Le site en question, animé par un ancien fonctionnaire de l’agence presse service algérienne (APS), porte-parole officielle du régime du parti unique, qui se présente depuis quelques temps comme journaliste, ose mettre en avant l’éthique journalistique. Or, il est le premier à ne pas respecter cette dernière puisque dans la profession de journaliste, il n’est pas courant de s’attaquer à ses confrères.
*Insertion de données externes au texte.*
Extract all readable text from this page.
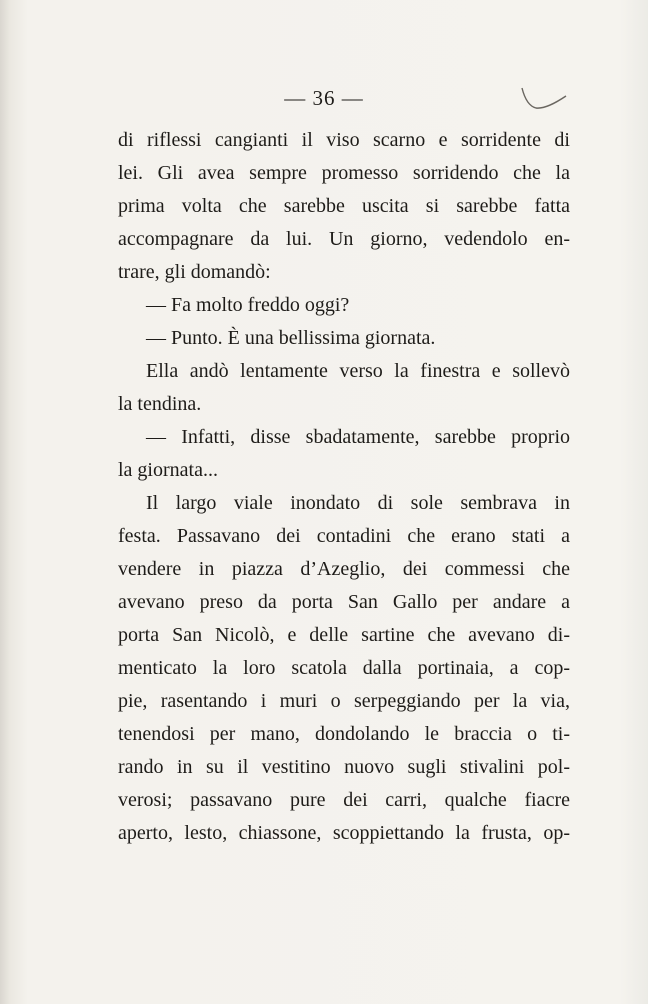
— 36 —
di riflessi cangianti il viso scarno e sorridente di
lei. Gli avea sempre promesso sorridendo che la
prima volta che sarebbe uscita si sarebbe fatta
accompagnare da lui. Un giorno, vedendolo en-
trare, gli domandò:
— Fa molto freddo oggi?
— Punto. È una bellissima giornata.
Ella andò lentamente verso la finestra e sollevò
la tendina.
— Infatti, disse sbadatamente, sarebbe proprio
la giornata...
Il largo viale inondato di sole sembrava in
festa. Passavano dei contadini che erano stati a
vendere in piazza d’Azeglio, dei commessi che
avevano preso da porta San Gallo per andare a
porta San Nicolò, e delle sartine che avevano di-
menticato la loro scatola dalla portinaia, a cop-
pie, rasentando i muri o serpeggiando per la via,
tenendosi per mano, dondolando le braccia o ti-
rando in su il vestitino nuovo sugli stivalini pol-
verosi; passavano pure dei carri, qualche fiacre
aperto, lesto, chiassone, scoppiettando la frusta, op-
Mais peut-on qualifier de confrère le gérant d’un site Internet qui diffuse, chaque semaine, les prêches du vendredi, donnés à la grande mosquée de Tizi-Ouzou, alors que la religion, comme tous les gens civilisés le savent, constitue une affaire purement personnelle.

On se demande par ailleurs en quoi les positions franchement assumée par le journal Tamurt dérangerait l’animateur de ce site Internet si ses convictions, notamment religieuses, étaient réellement ancrée en lui, comme tout vrai croyant ? Le promoteur de ce site Internet se permet de donner des leçons de journalisme au moment où il réserve la Une de son édition de ces trois derniers jours à,  tenez-vous bien, l’ouverture d’une nouvelle poissonnerie dans la ville de Tizi-Ouzou.

On conclut vite qu’on a affaire à un tube digestif plutôt qu’à un journaliste ? Surtout quand on sait que ce dernier s’enorgueillit ouvertement de posséder une photo avec le tristement célèbre Mohand Cherif Messadia. Une photo qu’il a diffusé fièrement sur son site il y a quelques temps, croyant pouvoir impressionner les lecteurs candides. On aurait pu encore parler plus longuement sur ce journaliste, en évoquant notamment son aventure avec Berbère télévision ou ses relations avec tous les journalistes exerçant à Tizi-Ouzou, mais la suite serait réservée au cas où il y aurait récidive.